New research out of Germany offers a novel, GPU-powered portable system to help vision-impaired people to navigate in the real world. The system addresses one of the core challenges in real-time computer vision frameworks – the identification of glass and other transparent obstacles.
The paper, from the Karlsruhe Institute of Technology, details the construction of a user-worn system, entitled Trans4Trans, consisting of a pair of smart glasses connected to portable GPU casing, effectively a lightweight laptop, which captures RGB and depth images at 640×480 pixels in a continuous stream, which is then run through a semantic segmentation framework.
The system’s sensory feedback capabilities are boosted by a pair of bone-conducting earphones, which emit acoustic feedback in response to environmental obstacles.
The Trans4Trans system has also been tested on the Microsoft HoloLens 2 augmented reality rig, achieving complete and consistent segmentation (i.e. recognition) of potentially dangerous obstructions such as glass doors.

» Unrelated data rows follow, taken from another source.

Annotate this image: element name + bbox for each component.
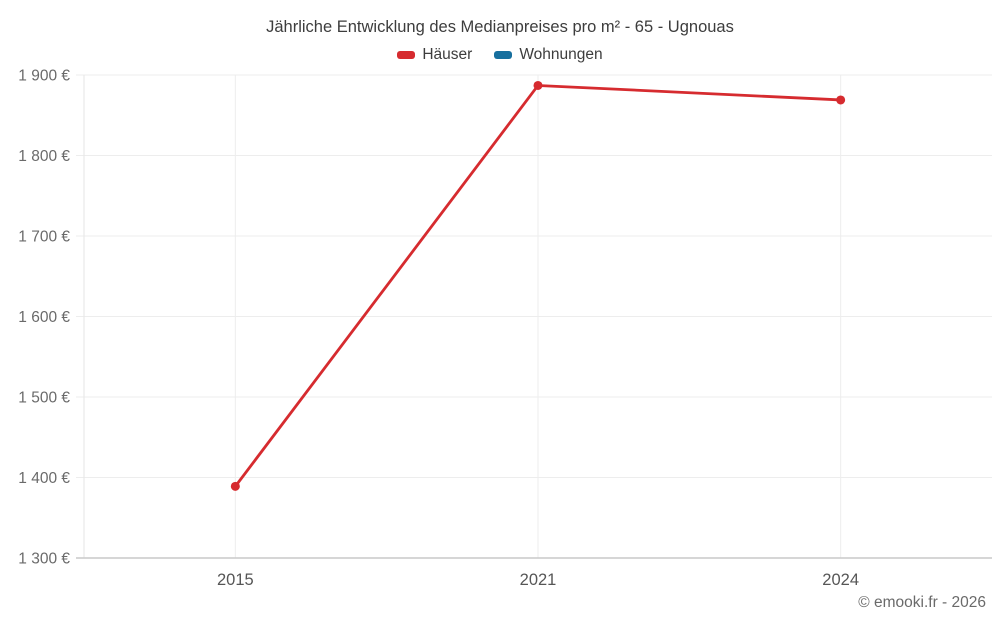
y-axis-tick-label: 1 600 € [18, 309, 70, 326]
data-point-2015[interactable] [230, 481, 240, 491]
legend-label-wohnungen: Wohnungen [519, 46, 603, 63]
y-axis-tick-label: 1 800 € [18, 148, 70, 165]
x-axis-tick-label: 2024 [822, 571, 859, 589]
x-axis-tick-label: 2015 [217, 571, 254, 589]
legend: Häuser Wohnungen [0, 46, 1000, 64]
legend-item-haeuser[interactable]: Häuser [397, 46, 472, 64]
y-axis-tick-label: 1 700 € [18, 229, 70, 246]
chart-title: Jährliche Entwicklung des Medianpreises … [266, 18, 734, 36]
data-point-2021[interactable] [533, 80, 543, 90]
legend-swatch-wohnungen-icon [494, 51, 513, 59]
legend-swatch-haeuser-icon [397, 51, 416, 59]
x-axis-tick-label: 2021 [520, 571, 557, 589]
legend-item-wohnungen[interactable]: Wohnungen [494, 46, 603, 64]
y-axis-tick-label: 1 400 € [18, 470, 70, 487]
y-axis-tick-label: 1 900 € [18, 68, 70, 85]
copyright-credit: © emooki.fr - 2026 [858, 594, 986, 611]
legend-label-haeuser: Häuser [422, 46, 473, 63]
data-point-2024[interactable] [836, 95, 846, 105]
y-axis-tick-label: 1 500 € [18, 390, 70, 407]
y-axis-tick-label: 1 300 € [18, 551, 70, 568]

Trans4Trans uses a dual approach, utilizing both a transformer-based encoder and a decoder, and leveraging a proprietary Transformer Pairing Module (TPM) capable of collating feature maps generated by the embeddings of dense partitions, while the transformer-based decoder is able to consistently parse feature maps from its paired encoder.
Each TPM consists of a single transformer-based layer, essential for the low resource drain and portability of the system. The decoder contains four symmetrical stages for the encoder, with a TPM module assigned to each. The system makes resource savings by integrating the functionality of multiple approaches into a coherent system, instead of deploying two separate models in a linear work-flow.

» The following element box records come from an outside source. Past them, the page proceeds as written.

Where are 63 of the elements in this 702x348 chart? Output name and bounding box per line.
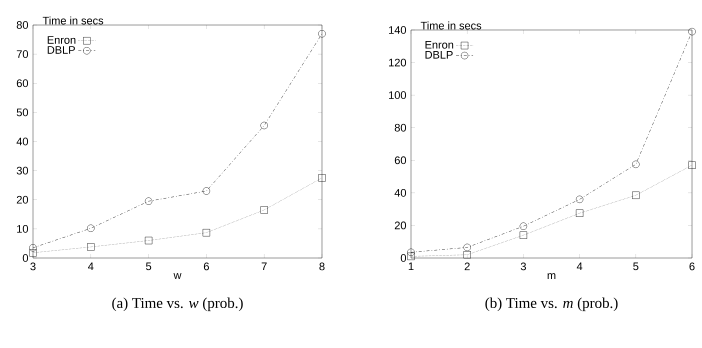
y-axis-title: Time in secs (420, 21, 482, 30)
legend-label: Enron (48, 36, 76, 44)
point (576, 196, 584, 204)
x-tick-label: 4 (576, 262, 582, 270)
y-tick-label: 0 (400, 254, 406, 262)
y-tick-label: 30 (16, 166, 28, 175)
y-tick-label: 100 (389, 91, 406, 100)
y-tick-label: 70 (16, 50, 28, 58)
legend-label: DBLP (48, 46, 75, 54)
y-tick-label: 140 (389, 26, 406, 34)
point (202, 228, 210, 236)
y-tick-label: 20 (394, 222, 406, 230)
point (260, 206, 268, 214)
y-tick-label: 40 (16, 138, 28, 146)
point (407, 248, 415, 256)
x-tick-label: 6 (204, 262, 209, 270)
x-tick-label: 8 (319, 262, 325, 270)
point (407, 252, 415, 260)
x-tick-label: 3 (520, 262, 526, 270)
point (688, 161, 696, 169)
point (576, 210, 584, 217)
x-axis-title: m (548, 273, 556, 280)
point (29, 249, 37, 256)
point (318, 174, 326, 182)
x-tick-label: 7 (262, 262, 267, 270)
point (632, 192, 640, 199)
legend-label: DBLP (426, 51, 453, 59)
point (87, 243, 94, 251)
legend-label: Enron (426, 41, 454, 49)
x-tick-label: 4 (88, 262, 94, 270)
text: (a) Time vs. w (prob.) (112, 298, 243, 312)
y-tick-label: 0 (22, 254, 28, 262)
point (632, 160, 640, 168)
y-tick-label: 60 (394, 156, 406, 164)
point (520, 222, 528, 230)
point (29, 244, 37, 252)
y-tick-label: 40 (394, 188, 406, 197)
y-tick-label: 50 (16, 108, 28, 116)
x-axis-title: w (174, 273, 182, 279)
y-tick-label: 80 (394, 124, 406, 132)
point (318, 30, 326, 38)
y-tick-label: 60 (16, 79, 28, 88)
x-tick-label: 3 (30, 262, 36, 270)
x-tick-label: 1 (408, 262, 414, 270)
y-tick-label: 120 (389, 58, 406, 66)
point (464, 244, 471, 252)
y-tick-label: 10 (17, 225, 28, 233)
point (688, 28, 696, 36)
x-tick-label: 6 (690, 262, 695, 270)
point (202, 187, 210, 195)
y-tick-label: 80 (16, 21, 28, 29)
point (87, 224, 94, 232)
point (260, 122, 268, 130)
text: (b) Time vs. m (prob.) (485, 298, 618, 312)
point (144, 236, 152, 244)
point (144, 198, 152, 205)
point (520, 232, 528, 239)
x-tick-label: 2 (464, 262, 470, 270)
x-tick-label: 5 (633, 262, 638, 270)
point (464, 251, 471, 258)
y-tick-label: 20 (16, 196, 28, 204)
x-tick-label: 5 (146, 262, 152, 270)
y-axis-title: Time in secs (42, 16, 104, 24)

The glasses used in the system incorporate a RealSense R200 RGB-D sensor, while the host machine houses a Jetson AGX Xavier NVIDIA GPU, designed for embedded systems, and featuring 384 NVIDIA CUDA cores and 48 Tensor cores.
The R200 offers speckle projecting and passive stereo matching, making it suitable for interior and exterior environments. The speckling facility is of particular benefit in evaluating transparent surfaces, since it augments and clarifies the incoming visual data without becoming blinded by extreme light sources. The sensor’s infrared capabilities also help to obtain distinct geometry and form actionable depth maps, which are critical for obstacle avoidance, in the context of the aims of the project.
Preventing Cognitive Overload for the User
The system needs to strike a balance between adequate data frequency and excessive information, since the wearer needs to be able to distinguish the environment coherently through audio feedback and vibration feedback.
Consequently Trans4Trans artificially limits the volume of feedback data, with a single default threshold set to one meter, rather than forcing the user to learn a variety of vibration settings that accord with varying distances of looming objects and barriers.
The Trans4Trans system was tested on two datasets dealing with the segmentation of transparent objects: Trans10K-V2, from the University of Hong Kong et al, which contains 10,428 images of transparent objects for validation, training and testing; and the Stanford2D3D dataset, which contains 70,496 images of mixed transparency objects, captured at 1080×1080 resolution.
In testing, Trans4Trans was also able to segment transparent objects that were misclassified by the Trans2Seg initiative released at the start of 2021 by the same researchers, while requiring fewer GFLOPS to calculate and segment the surfaces.
Unlike Trans2Seq, which utilizes a CNN-based encoder and transformer-based decoder, Trans4Trans uses only transformer-based encoder-decoder architecture, outperforming the previous approach and also greatly improving on PVT.
The algorithm also achieved state-of-the-art results for a particular number of transparent classes, including jar, window, door, cup, box and bottle.